Su gobierno se enfocó en la seguridad. Promovió incentivos de hasta un millón de pesos a policías por decomisos, solicitó armamento de alto poder y respaldó detenciones de líderes criminales, lo que lo enfrentó directamente con el Cártel Jalisco Nueva Generación (CJNG), con fuerte presencia en la zona.

Su frase “delincuente que se tope armado y se resista a ser detenido, hay que abatirlo” le ganó apoyo ciudadano, pero también críticas de figuras como la presidenta Claudia Sheinbaum y el gobernador Alfredo Ramírez Bedolla, defensores de la estrategia de “abrazos, no balazos”.

Temía por su vida

En septiembre, tras el asesinato de un policía municipal, Manzo canceló el Grito de Independencia y pidió apoyo directo a Sheinbaum. Un mes después, en declaraciones públicas, advirtió: “No quiero ser un alcalde más de los ejecutados”. Solicitó mantener la presencia de la Guardia Nacional, aunque prefería seguridad cercana a cargo de su policía municipal.

Apodado en redes como “El Bukele Mexicano”, Manzo se había vuelto una figura popular entre los jóvenes por su estilo frontal y su actividad en TikTok, donde defendía una política de orden y disciplina. Analistas políticos lo veían como una figura emergente de oposición rumbo a 2030.

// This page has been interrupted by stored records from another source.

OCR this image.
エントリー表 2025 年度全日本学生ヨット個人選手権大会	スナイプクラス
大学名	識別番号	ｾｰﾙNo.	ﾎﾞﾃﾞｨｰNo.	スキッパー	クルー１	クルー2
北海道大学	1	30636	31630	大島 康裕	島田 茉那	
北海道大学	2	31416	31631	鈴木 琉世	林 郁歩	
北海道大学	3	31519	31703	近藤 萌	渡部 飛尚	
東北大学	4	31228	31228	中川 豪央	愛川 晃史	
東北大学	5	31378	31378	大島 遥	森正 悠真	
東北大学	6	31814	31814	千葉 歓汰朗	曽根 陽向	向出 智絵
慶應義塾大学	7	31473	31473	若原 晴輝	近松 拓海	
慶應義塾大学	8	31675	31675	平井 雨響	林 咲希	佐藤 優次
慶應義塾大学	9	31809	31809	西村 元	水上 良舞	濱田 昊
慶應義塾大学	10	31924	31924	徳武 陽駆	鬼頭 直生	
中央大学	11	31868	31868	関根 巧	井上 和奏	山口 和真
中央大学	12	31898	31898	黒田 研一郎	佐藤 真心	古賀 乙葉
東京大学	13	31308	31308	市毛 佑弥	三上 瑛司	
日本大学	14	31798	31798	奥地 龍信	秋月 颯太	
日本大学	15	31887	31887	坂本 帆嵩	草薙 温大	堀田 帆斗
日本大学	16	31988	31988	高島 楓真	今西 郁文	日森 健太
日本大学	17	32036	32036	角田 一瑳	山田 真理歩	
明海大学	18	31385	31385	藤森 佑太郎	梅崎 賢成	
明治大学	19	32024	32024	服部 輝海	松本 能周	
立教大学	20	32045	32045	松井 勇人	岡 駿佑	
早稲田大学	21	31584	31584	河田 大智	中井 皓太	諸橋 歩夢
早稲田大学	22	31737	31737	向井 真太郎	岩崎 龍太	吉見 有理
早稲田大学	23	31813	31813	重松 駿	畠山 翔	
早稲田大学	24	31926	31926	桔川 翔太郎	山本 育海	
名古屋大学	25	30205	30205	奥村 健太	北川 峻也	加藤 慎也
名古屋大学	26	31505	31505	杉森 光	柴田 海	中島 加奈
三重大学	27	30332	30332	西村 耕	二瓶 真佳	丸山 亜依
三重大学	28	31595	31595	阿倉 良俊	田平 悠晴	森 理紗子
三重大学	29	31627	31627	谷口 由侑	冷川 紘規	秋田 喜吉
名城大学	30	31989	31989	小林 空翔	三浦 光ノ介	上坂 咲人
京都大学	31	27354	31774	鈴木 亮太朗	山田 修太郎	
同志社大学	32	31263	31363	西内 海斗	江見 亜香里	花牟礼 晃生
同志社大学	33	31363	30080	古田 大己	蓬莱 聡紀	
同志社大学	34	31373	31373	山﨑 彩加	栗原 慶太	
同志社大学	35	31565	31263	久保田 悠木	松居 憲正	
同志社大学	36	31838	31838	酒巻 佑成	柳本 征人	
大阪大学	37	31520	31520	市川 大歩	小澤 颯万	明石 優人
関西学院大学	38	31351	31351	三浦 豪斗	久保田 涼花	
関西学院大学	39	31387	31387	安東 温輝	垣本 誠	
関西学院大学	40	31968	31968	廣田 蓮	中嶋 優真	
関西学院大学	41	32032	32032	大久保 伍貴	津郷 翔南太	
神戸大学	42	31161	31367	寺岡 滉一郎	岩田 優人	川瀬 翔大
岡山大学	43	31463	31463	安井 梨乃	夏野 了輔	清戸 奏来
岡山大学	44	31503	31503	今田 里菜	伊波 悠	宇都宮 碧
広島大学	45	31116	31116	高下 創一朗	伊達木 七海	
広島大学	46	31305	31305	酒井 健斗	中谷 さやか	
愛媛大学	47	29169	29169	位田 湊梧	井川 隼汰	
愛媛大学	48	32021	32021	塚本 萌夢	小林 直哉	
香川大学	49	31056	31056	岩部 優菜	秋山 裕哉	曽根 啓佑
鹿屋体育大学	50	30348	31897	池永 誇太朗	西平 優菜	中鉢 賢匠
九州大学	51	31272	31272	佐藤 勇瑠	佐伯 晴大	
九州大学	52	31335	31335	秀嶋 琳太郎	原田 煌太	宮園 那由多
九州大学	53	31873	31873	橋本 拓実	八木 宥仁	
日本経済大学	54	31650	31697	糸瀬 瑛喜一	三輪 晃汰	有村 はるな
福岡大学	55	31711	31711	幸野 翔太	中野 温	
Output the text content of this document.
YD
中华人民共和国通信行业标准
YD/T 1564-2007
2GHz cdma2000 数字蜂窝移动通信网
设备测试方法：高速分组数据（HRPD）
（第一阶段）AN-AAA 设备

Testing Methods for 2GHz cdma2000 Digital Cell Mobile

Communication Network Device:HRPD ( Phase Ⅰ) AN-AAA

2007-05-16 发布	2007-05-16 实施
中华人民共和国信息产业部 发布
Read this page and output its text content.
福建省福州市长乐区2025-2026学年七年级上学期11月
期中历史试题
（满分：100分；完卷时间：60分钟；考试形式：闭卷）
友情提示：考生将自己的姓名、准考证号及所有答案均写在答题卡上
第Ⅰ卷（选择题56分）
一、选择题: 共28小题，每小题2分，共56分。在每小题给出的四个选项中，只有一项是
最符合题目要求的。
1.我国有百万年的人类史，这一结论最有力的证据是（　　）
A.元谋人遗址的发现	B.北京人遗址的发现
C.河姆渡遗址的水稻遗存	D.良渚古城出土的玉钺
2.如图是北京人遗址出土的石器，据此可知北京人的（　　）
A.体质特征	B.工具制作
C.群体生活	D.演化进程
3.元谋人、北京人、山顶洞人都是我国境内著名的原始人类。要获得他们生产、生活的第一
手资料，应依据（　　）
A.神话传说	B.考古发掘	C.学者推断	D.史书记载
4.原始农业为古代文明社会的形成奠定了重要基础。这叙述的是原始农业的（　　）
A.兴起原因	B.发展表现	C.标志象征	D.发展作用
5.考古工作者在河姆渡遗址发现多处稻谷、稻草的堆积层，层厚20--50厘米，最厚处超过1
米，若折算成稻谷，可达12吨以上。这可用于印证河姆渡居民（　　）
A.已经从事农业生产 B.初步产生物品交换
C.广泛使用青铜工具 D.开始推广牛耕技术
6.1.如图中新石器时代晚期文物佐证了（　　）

Reacciones y contexto nacional

El asesinato de Manzo eleva a seis el número de alcaldes asesinados en México en 2025, dos de ellos en Michoacán. El caso ocurre apenas un año después del homicidio de un periodista que había entrevistado al propio Manzo en la misma plaza.

La presidenta Claudia Sheinbaum calificó el hecho como un “vil asesinato” y defendió su política de seguridad, mientras el gobernador Bedolla lo describió como un “cobarde atentado”. Ambos prometieron una investigación exhaustiva.

El ayuntamiento de Uruapan emitió un comunicado expresando “profundo dolor e indignación” y llamó a la ciudadanía a mantenerse unida frente a la violencia.

En redes sociales, videos del ataque y mensajes de condolencia inundaron X (antes Twitter). Miles de usuarios exigieron justicia y seguridad para los funcionarios locales.

El crimen de Carlos Manzo no solo enluta a Uruapan: reabre el debate nacional sobre la violencia política y la vulnerabilidad de los alcaldes en zonas controladas por el crimen organizado, un fenómeno que, lejos de disminuir, sigue marcando la vida pública en México.